Jiří Liška (12 May 1949 – 1 March 2025) was a Czech politician. He was a onetime Vice-President of the Czech Senate.

==Background==
Liška was born on 12 May 1949. He graduated from the University of Veterinary Sciences Brno in 1974.

Liška was married to Zuzana Lišková. They had two sons, Petr and Jan. He died on 1 March 2025, at the age of 75.

==Career==
During the Velvet Revolution, he worked as veterinarian in Prague, Tábor and Jičín. In 1990, he was appointed temporary chairman of the Civic National Committee of Jičín. In 1992, already a member of the Civic Democratic Party, he was elected to the Federal Assembly of Czechoslovakia that was dissolved following the breakup of Czechoslovakia in 1993.
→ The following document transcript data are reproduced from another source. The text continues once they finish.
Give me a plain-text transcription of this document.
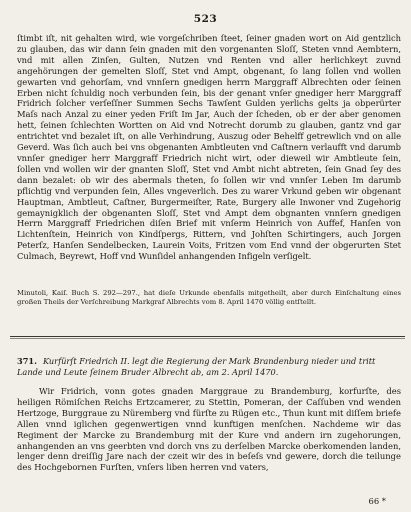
523

ſtimbt iſt, nit gehalten wird, wie vorgeſchriben ſteet, ſeiner gnaden wort on Aid gentzlich zu glauben, das wir dann ſein gnaden mit den vorgenanten Sloſſ, Steten vnnd Aembtern, vnd mit allen Zinſen, Gulten, Nutzen vnd Renten vnd aller herlichkeyt zuvnd angehörungen der gemelten Sloſſ, Stet vnd Ampt, obgenant, ſo lang ſollen vnd wollen gewarten vnd gehorſam, vnd vnnſern gnedigen herrn Marggraff Albrechten oder ſeinen Erben nicht ſchuldig noch verbunden ſein, bis der genant vnſer gnediger herr Marggraff Fridrich ſolcher verſeſſner Summen Sechs Tawſent Gulden yerlichs gelts ja obperürter Maſs nach Anzal zu einer yeden Friſt Im Jar, Auch der ſcheden, ob er der aber genomen hett, ſeinen ſchlechten Wortten on Aid vnd Notrecht dorumb zu glauben, gantz vnd gar entrichtet vnd bezalet iſt, on alle Verhindrung, Auszug oder Behelff getrewlich vnd on alle Geverd. Was ſich auch bei vns obgenanten Ambtleuten vnd Caſtnern verlaufft vnd darumb vnnſer gnediger herr Marggraff Friedrich nicht wirt, oder dieweil wir Ambtleute ſein, ſollen vnd wollen wir der gnanten Sloſſ, Stet vnd Ambt nicht abtreten, ſein Gnad ſey des dann bezalet: ob wir des abermals theten, ſo ſollen wir vnd vnnſer Leben Im darumb pflichtig vnd verpunden ſein, Alles vngeverlich. Des zu warer Vrkund geben wir obgenant Hauptman, Ambtleut, Caſtner, Burgermeiſter, Rate, Burgery alle Inwoner vnd Zugehorig gemaynigklich der obgenanten Sloſſ, Stet vnd Ampt dem obgnanten vnnſern gnedigen Herrn Marggraff Friedrichen diſen Brief mit vnſerm Heinrich von Auffef, Hanſen von Lichtenſtein, Heinrich von Kindſpergs, Rittern, vnd Johſten Schirtingers, auch Jorgen Peterſz, Hanſen Sendelbecken, Laurein Voits, Fritzen vom End vnnd der obgerurten Stet Culmach, Beyrewt, Hoff vnd Wunſidel anhangenden Infigeln verſigelt.

Minutoli, Kaiſ. Buch S. 292—297., hat dieſe Urkunde ebenfalls mitgetheilt, aber durch Einſchaltung eines großen Theils der Verſchreibung Markgraf Albrechts vom 8. April 1470 völlig entſtellt.
371. Kurfürſt Friedrich II. legt die Regierung der Mark Brandenburg nieder und tritt Lande und Leute ſeinem Bruder Albrecht ab, am 2. April 1470.

Wir Fridrich, vonn gotes gnaden Marggraue zu Brandemburg, korfurſte, des heiligen Römiſchen Reichs Ertzcamerer, zu Stettin, Pomeran, der Caſſuben vnd wenden Hertzoge, Burggraue zu Nüremberg vnd fürſte zu Rügen etc., Thun kunt mit diſſem briefe Allen vnnd iglichen gegenwertigen vnnd kunftigen menſchen. Nachdeme wir das Regiment der Marcke zu Brandemburg mit der Kure vnd andern irn zugehorungen, anhangenden an vns geerbten vnd dorch vns zu derſelben Marcke oberkomenden landen, lenger denn dreiſſig Jare nach der czeit wir des in beſeſs vnd gewere, dorch die teilunge des Hochgebornen Furſten, vnſers liben herren vnd vaters,

66 *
In 1994–2002 he served as the mayor of Jičín. Liška was first elected to the Senate of the Czech Republic in 1996, and was reelected in 1998 and 2004 in the Jičín district. Among his functions in the Senate, most notable are the chairmanship of the Civic Democratic Party caucus and Vicepresidency of the Senate.

He was a founding signatory of the Prague Declaration on European Conscience and Communism as well as the Declaration on Crimes of Communism.